DNA amplification methods can assist laboratories in detecting viruses that are present in low numbers, for example, HIV in antibody-negative patients or cytomegalovirus in transplanted organs. We have used molecular diagnostic methods to detect HSV in culture- and antibody-negative cerebrospinal fluids from patients with biopsy-proven HSV encephalitis. Molecular diagnostic methods are also important when a tiny volume of specimen is available (e.g., forensic samples or intra-ocular fluid specimens). For example, we routinely perform five PCR tests (HSV, cytomegalovirus, varicella-zoster virus, Epstein-Barr virus, and human herpesvirus 6) on a single 100-/a1 intra-ocular fluid specimen. This specimen volume is barely sufficient for a single culture procedure.

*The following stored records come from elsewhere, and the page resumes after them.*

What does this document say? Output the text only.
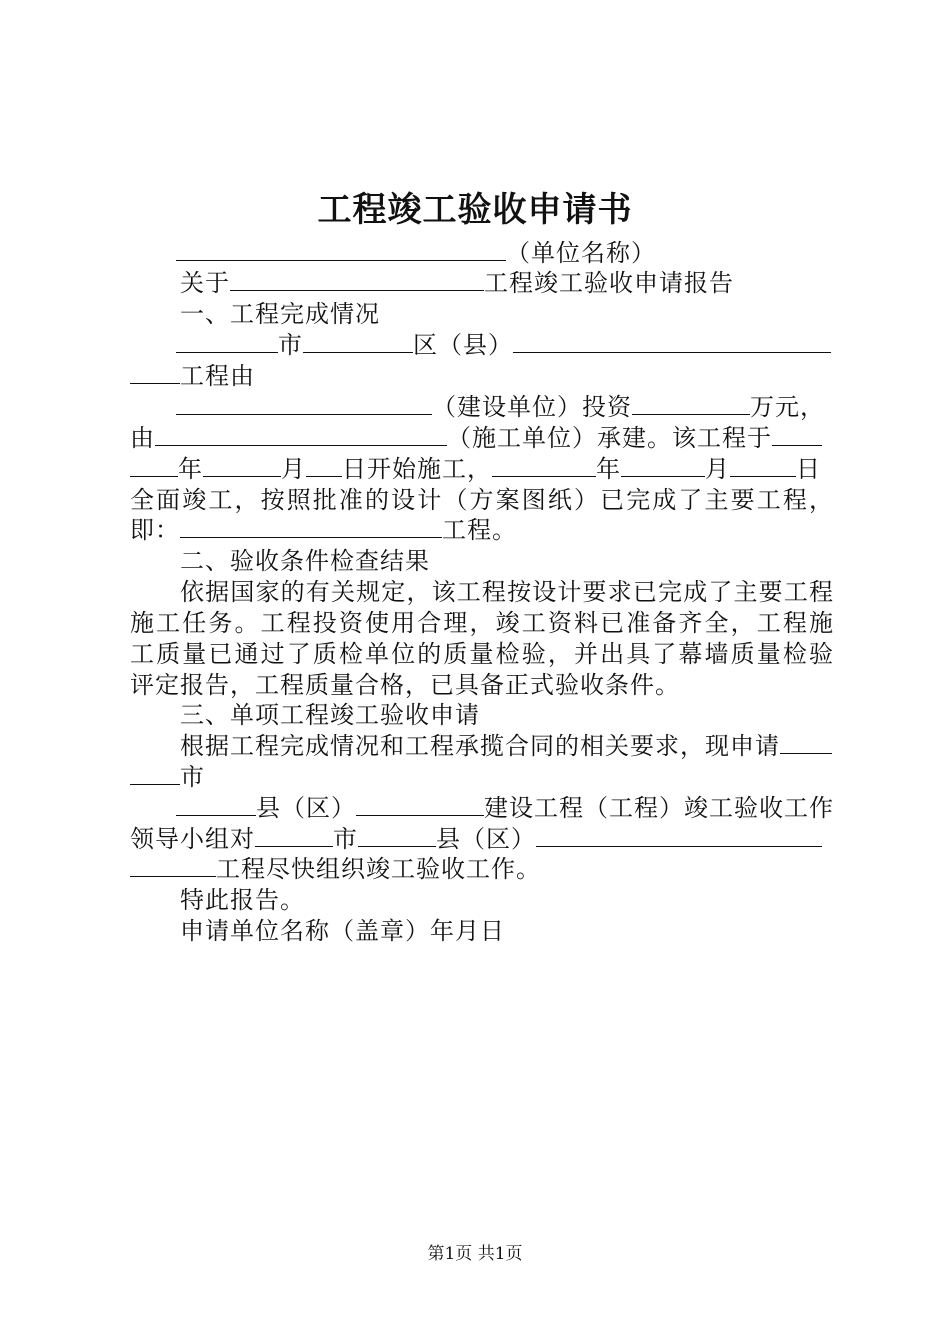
工程竣工验收申请书
（单位名称）
关于	工程竣工验收申请报告
一、工程完成情况
市	区（县）
工程由
（建设单位）投资	万元，
由	（施工单位）承建。该工程于
年	月 日开始施工，	年	月	日
全面竣工，按照批准的设计（方案图纸）已完成了主要工程，
即：	工程。
二、验收条件检查结果
依据国家的有关规定，该工程按设计要求已完成了主要工程
施工任务。工程投资使用合理，竣工资料已准备齐全，工程施
工质量已通过了质检单位的质量检验，并出具了幕墙质量检验
评定报告，工程质量合格，已具备正式验收条件。
三、单项工程竣工验收申请
根据工程完成情况和工程承揽合同的相关要求，现申请
市
县（区）	建设工程（工程）竣工验收工作
领导小组对	市	县（区）
工程尽快组织竣工验收工作。
特此报告。
申请单位名称（盖章）年月日
第1页 共1页
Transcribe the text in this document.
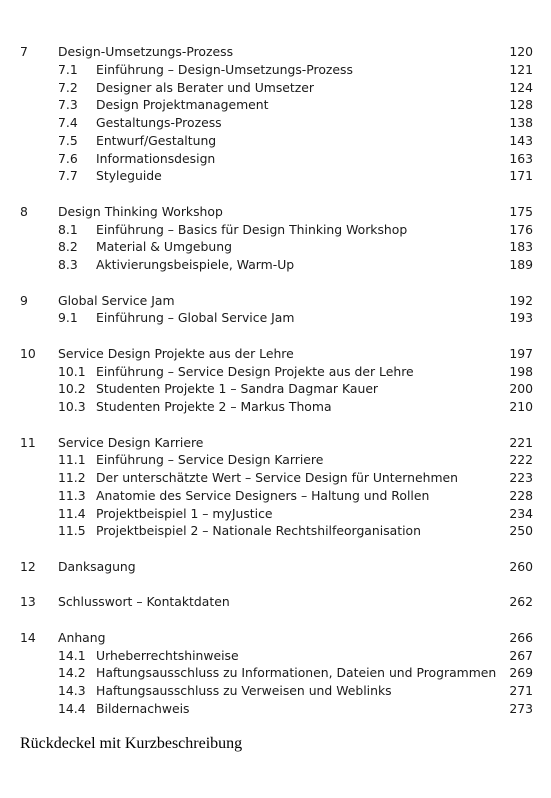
7 Design-Umsetzungs-Prozess	120
7.1 Einführung – Design-Umsetzungs-Prozess	121
7.2 Designer als Berater und Umsetzer	124
7.3 Design Projektmanagement	128
7.4 Gestaltungs-Prozess	138
7.5 Entwurf/Gestaltung	143
7.6 Informationsdesign	163
7.7 Styleguide	171
8 Design Thinking Workshop	175
8.1 Einführung – Basics für Design Thinking Workshop	176
8.2 Material & Umgebung	183
8.3 Aktivierungsbeispiele, Warm-Up	189
9 Global Service Jam	192
9.1 Einführung – Global Service Jam	193
10 Service Design Projekte aus der Lehre	197
10.1 Einführung – Service Design Projekte aus der Lehre	198
10.2 Studenten Projekte 1 – Sandra Dagmar Kauer	200
10.3 Studenten Projekte 2 – Markus Thoma	210
11 Service Design Karriere	221
11.1 Einführung – Service Design Karriere	222
11.2 Der unterschätzte Wert – Service Design für Unternehmen	223
11.3 Anatomie des Service Designers – Haltung und Rollen	228
11.4 Projektbeispiel 1 – myJustice	234
11.5 Projektbeispiel 2 – Nationale Rechtshilfeorganisation	250
12 Danksagung	260
13 Schlusswort – Kontaktdaten	262
14 Anhang	266
14.1 Urheberrechtshinweise	267
14.2 Haftungsausschluss zu Informationen, Dateien und Programmen 269
14.3 Haftungsausschluss zu Verweisen und Weblinks	271
14.4 Bildernachweis	273
Rückdeckel mit Kurzbeschreibung
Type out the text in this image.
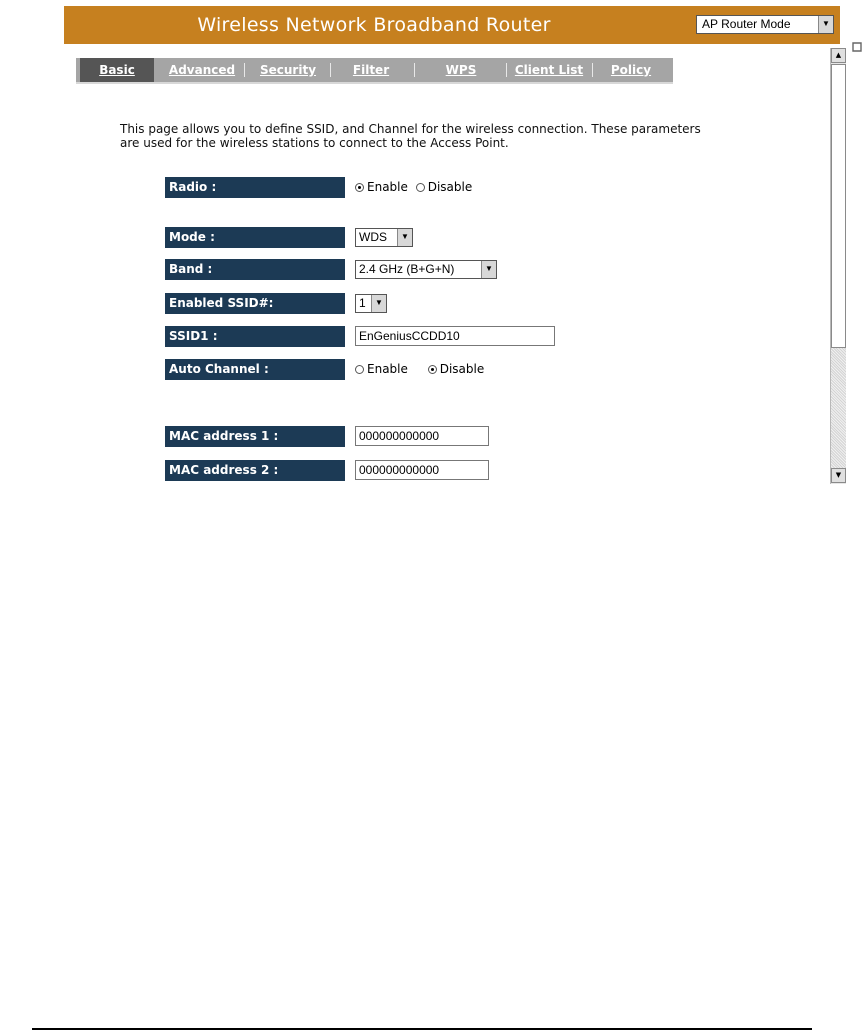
Wireless Network Broadband Router	AP Router Mode	▼
Basic	Advanced	Security	Filter	WPS	Client List	Policy
▲
▼
This page allows you to define SSID, and Channel for the wireless connection. These parameters are used for the wireless stations to connect to the Access Point.
Radio :	Enable Disable
Mode :	WDS	▼
Band :	2.4 GHz (B+G+N)	▼
Enabled SSID#:	1	▼
SSID1 :
EnGeniusCCDD10
Auto Channel :	Enable	Disable
MAC address 1 :
000000000000
MAC address 2 :
000000000000
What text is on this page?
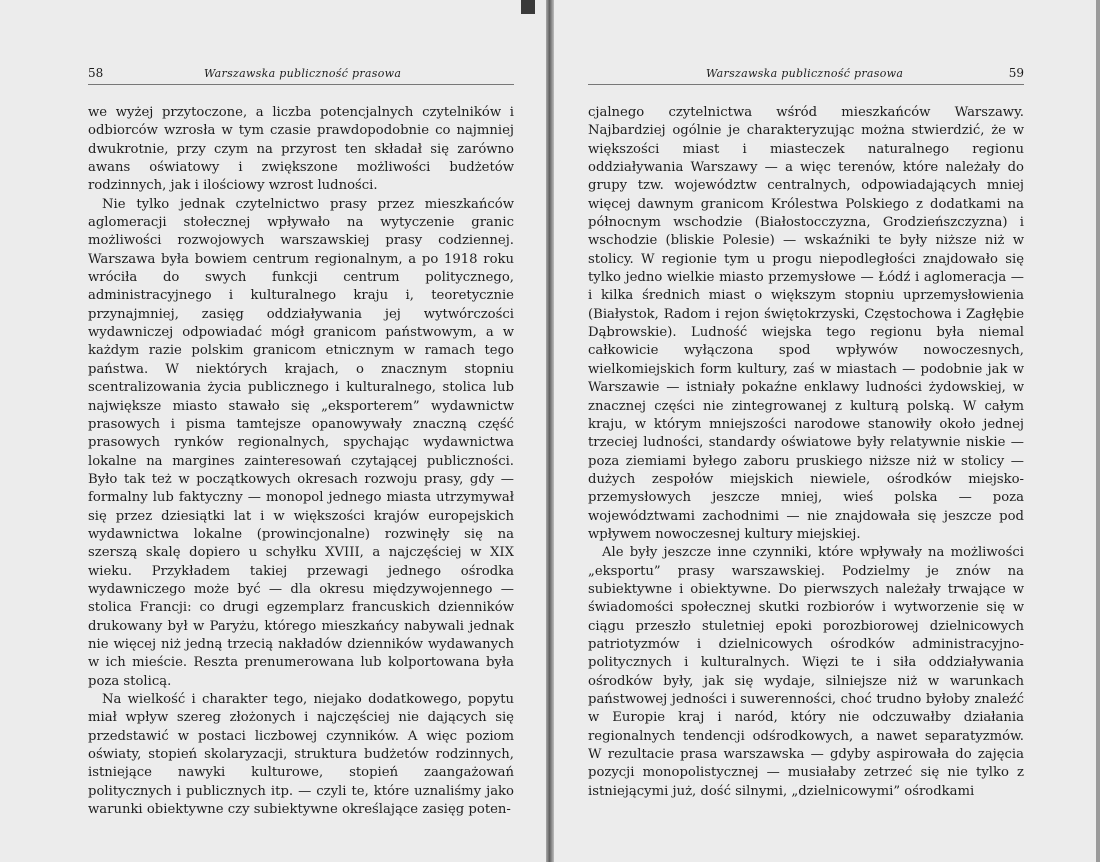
58	Warszawska publiczność prasowa

we wyżej przytoczone, a liczba potencjalnych czytelników i odbiorców wzrosła w tym czasie prawdopodobnie co najmniej dwukrotnie, przy czym na przyrost ten składał się zarówno awans oświatowy i zwiększone możliwości budżetów rodzinnych, jak i ilościowy wzrost ludności.

Nie tylko jednak czytelnictwo prasy przez mieszkańców aglomeracji stołecznej wpływało na wytyczenie granic możliwości rozwojowych warszawskiej prasy codziennej. Warszawa była bowiem centrum regionalnym, a po 1918 roku wróciła do swych funkcji centrum politycznego, administracyjnego i kulturalnego kraju i, teoretycznie przynajmniej, zasięg oddziaływania jej wytwórczości wydawniczej odpowiadać mógł granicom państwowym, a w każdym razie polskim granicom etnicznym w ramach tego państwa. W niektórych krajach, o znacznym stopniu scentralizowania życia publicznego i kulturalnego, stolica lub największe miasto stawało się „eksporterem” wydawnictw prasowych i pisma tamtejsze opanowywały znaczną część prasowych rynków regionalnych, spychając wydawnictwa lokalne na margines zainteresowań czytającej publiczności. Było tak też w początkowych okresach rozwoju prasy, gdy — formalny lub faktyczny — monopol jednego miasta utrzymywał się przez dziesiątki lat i w większości krajów europejskich wydawnictwa lokalne (prowincjonalne) rozwinęły się na szerszą skalę dopiero u schyłku XVIII, a najczęściej w XIX wieku. Przykładem takiej przewagi jednego ośrodka wydawniczego może być — dla okresu międzywojennego — stolica Francji: co drugi egzemplarz francuskich dzienników drukowany był w Paryżu, którego mieszkańcy nabywali jednak nie więcej niż jedną trzecią nakładów dzienników wydawanych w ich mieście. Reszta prenumerowana lub kolportowana była poza stolicą.

Na wielkość i charakter tego, niejako dodatkowego, popytu miał wpływ szereg złożonych i najczęściej nie dających się przedstawić w postaci liczbowej czynników. A więc poziom oświaty, stopień skolaryzacji, struktura budżetów rodzinnych, istniejące nawyki kulturowe, stopień zaangażowań politycznych i publicznych itp. — czyli te, które uznaliśmy jako warunki obiektywne czy subiektywne określające zasięg poten-

Warszawska publiczność prasowa	59

cjalnego czytelnictwa wśród mieszkańców Warszawy. Najbardziej ogólnie je charakteryzując można stwierdzić, że w większości miast i miasteczek naturalnego regionu oddziaływania Warszawy — a więc terenów, które należały do grupy tzw. województw centralnych, odpowiadających mniej więcej dawnym granicom Królestwa Polskiego z dodatkami na północnym wschodzie (Białostocczyzna, Grodzieńszczyzna) i wschodzie (bliskie Polesie) — wskaźniki te były niższe niż w stolicy. W regionie tym u progu niepodległości znajdowało się tylko jedno wielkie miasto przemysłowe — Łódź i aglomeracja — i kilka średnich miast o większym stopniu uprzemysłowienia (Białystok, Radom i rejon świętokrzyski, Częstochowa i Zagłębie Dąbrowskie). Ludność wiejska tego regionu była niemal całkowicie wyłączona spod wpływów nowoczesnych, wielkomiejskich form kultury, zaś w miastach — podobnie jak w Warszawie — istniały pokaźne enklawy ludności żydowskiej, w znacznej części nie zintegrowanej z kulturą polską. W całym kraju, w którym mniejszości narodowe stanowiły około jednej trzeciej ludności, standardy oświatowe były relatywnie niskie — poza ziemiami byłego zaboru pruskiego niższe niż w stolicy — dużych zespołów miejskich niewiele, ośrodków miejsko-przemysłowych jeszcze mniej, wieś polska — poza województwami zachodnimi — nie znajdowała się jeszcze pod wpływem nowoczesnej kultury miejskiej.

Ale były jeszcze inne czynniki, które wpływały na możliwości „eksportu” prasy warszawskiej. Podzielmy je znów na subiektywne i obiektywne. Do pierwszych należały trwające w świadomości społecznej skutki rozbiorów i wytworzenie się w ciągu przeszło stuletniej epoki porozbiorowej dzielnicowych patriotyzmów i dzielnicowych ośrodków administracyjno-politycznych i kulturalnych. Więzi te i siła oddziaływania ośrodków były, jak się wydaje, silniejsze niż w warunkach państwowej jedności i suwerenności, choć trudno byłoby znaleźć w Europie kraj i naród, który nie odczuwałby działania regionalnych tendencji odśrodkowych, a nawet separatyzmów. W rezultacie prasa warszawska — gdyby aspirowała do zajęcia pozycji monopolistycznej — musiałaby zetrzeć się nie tylko z istniejącymi już, dość silnymi, „dzielnicowymi” ośrodkami
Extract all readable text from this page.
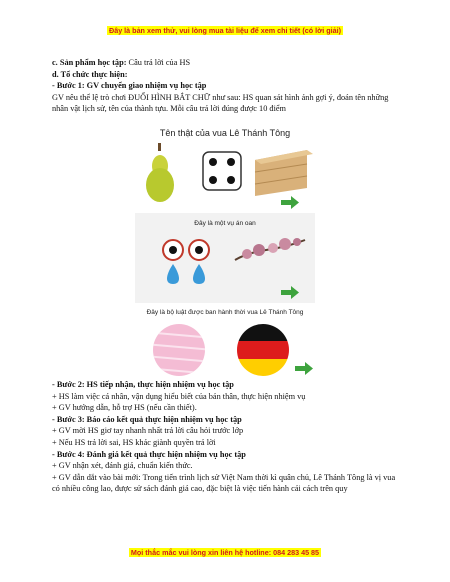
Đây là bản xem thử, vui lòng mua tài liệu để xem chi tiết (có lời giải)

c. Sản phẩm học tập: Câu trả lời của HS

d. Tổ chức thực hiện:

- Bước 1: GV chuyển giao nhiệm vụ học tập

GV nêu thể lệ trò chơi ĐUỔI HÌNH BẮT CHỮ như sau: HS quan sát hình ảnh gợi ý, đoán tên những nhân vật lịch sử, tên của thành tựu. Mỗi câu trả lời đúng được 10 điểm

Tên thật của vua Lê Thánh Tông
Đây là một vụ án oan
Đây là bộ luật được ban hành thời vua Lê Thánh Tông

- Bước 2: HS tiếp nhận, thực hiện nhiệm vụ học tập

+ HS làm việc cá nhân, vận dụng hiểu biết của bản thân, thực hiện nhiệm vụ

+ GV hướng dẫn, hỗ trợ HS (nếu cần thiết).

- Bước 3: Báo cáo kết quả thực hiện nhiệm vụ học tập

+ GV mời HS giơ tay nhanh nhất trả lời câu hỏi trước lớp

+ Nếu HS trả lời sai, HS khác giành quyền trả lời

- Bước 4: Đánh giá kết quả thực hiện nhiệm vụ học tập

+ GV nhận xét, đánh giá, chuẩn kiến thức.

+ GV dẫn dắt vào bài mới: Trong tiến trình lịch sử Việt Nam thời kì quân chủ, Lê Thánh Tông là vị vua có nhiều công lao, được sử sách đánh giá cao, đặc biệt là việc tiến hành cải cách trên quy

Mọi thắc mắc vui lòng xin liên hệ hotline: 084 283 45 85
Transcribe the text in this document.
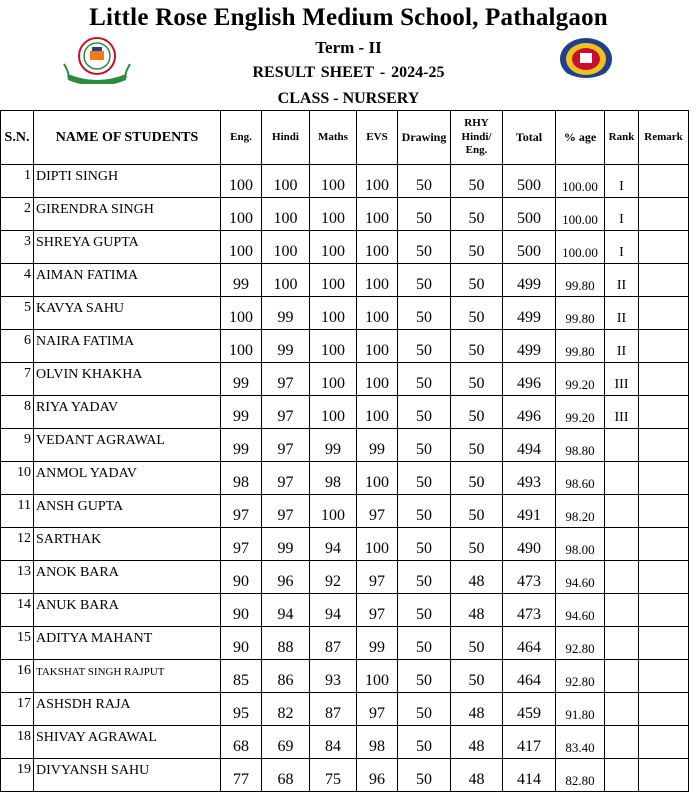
Little Rose English Medium School, Pathalgaon
Term - II
RESULT SHEET - 2024-25
CLASS - NURSERY
S.N.	NAME OF STUDENTS	Eng.	Hindi	Maths	EVS	Drawing	RHY Hindi/ Eng.	Total	% age	Rank	Remark
1	DIPTI SINGH	100	100	100	100	50	50	500	100.00	I	
2	GIRENDRA SINGH	100	100	100	100	50	50	500	100.00	I	
3	SHREYA GUPTA	100	100	100	100	50	50	500	100.00	I	
4	AIMAN FATIMA	99	100	100	100	50	50	499	99.80	II	
5	KAVYA SAHU	100	99	100	100	50	50	499	99.80	II	
6	NAIRA FATIMA	100	99	100	100	50	50	499	99.80	II	
7	OLVIN KHAKHA	99	97	100	100	50	50	496	99.20	III	
8	RIYA YADAV	99	97	100	100	50	50	496	99.20	III	
9	VEDANT AGRAWAL	99	97	99	99	50	50	494	98.80		
10	ANMOL YADAV	98	97	98	100	50	50	493	98.60		
11	ANSH GUPTA	97	97	100	97	50	50	491	98.20		
12	SARTHAK	97	99	94	100	50	50	490	98.00		
13	ANOK BARA	90	96	92	97	50	48	473	94.60		
14	ANUK BARA	90	94	94	97	50	48	473	94.60		
15	ADITYA MAHANT	90	88	87	99	50	50	464	92.80		
16	TAKSHAT SINGH RAJPUT	85	86	93	100	50	50	464	92.80		
17	ASHSDH RAJA	95	82	87	97	50	48	459	91.80		
18	SHIVAY AGRAWAL	68	69	84	98	50	48	417	83.40		
19	DIVYANSH SAHU	77	68	75	96	50	48	414	82.80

Molecular diagnostic methods allow the laboratory to predict antiviral drug susceptibilities (Chapter 5) and to detect infections when viable virus cannot be obtained (e.g., latent viral infections or viruses that are present in immune complexes or environmental samples). Molecular diagnostic methods may also be used to differentiate antigenically similar viruses such as adenoviruses types 40 and 41 and to detect viral genotypes that are associated with human cancers (e.g., human papilloma virus). Molecular epidemiological techniques have been used to identify point sources for hospital- and community-based virus outbreaks, and have been used to predict viral virulence (Liang et al., 1991; Omata et ai, 1991).

Overall, the potential applications for molecular diagnostic procedures appear to be limitless. The most critical near-term application of molecular diagnostic methods is the detection of fastidious viruses that grow poorly or not at all in cell cultures. In the not so distant future, molecular virology procedures will become more widespread as more and more antiviral drugs are released by the Food and Drug Administration. In the long run, Tenover's predictions may prove to be correct.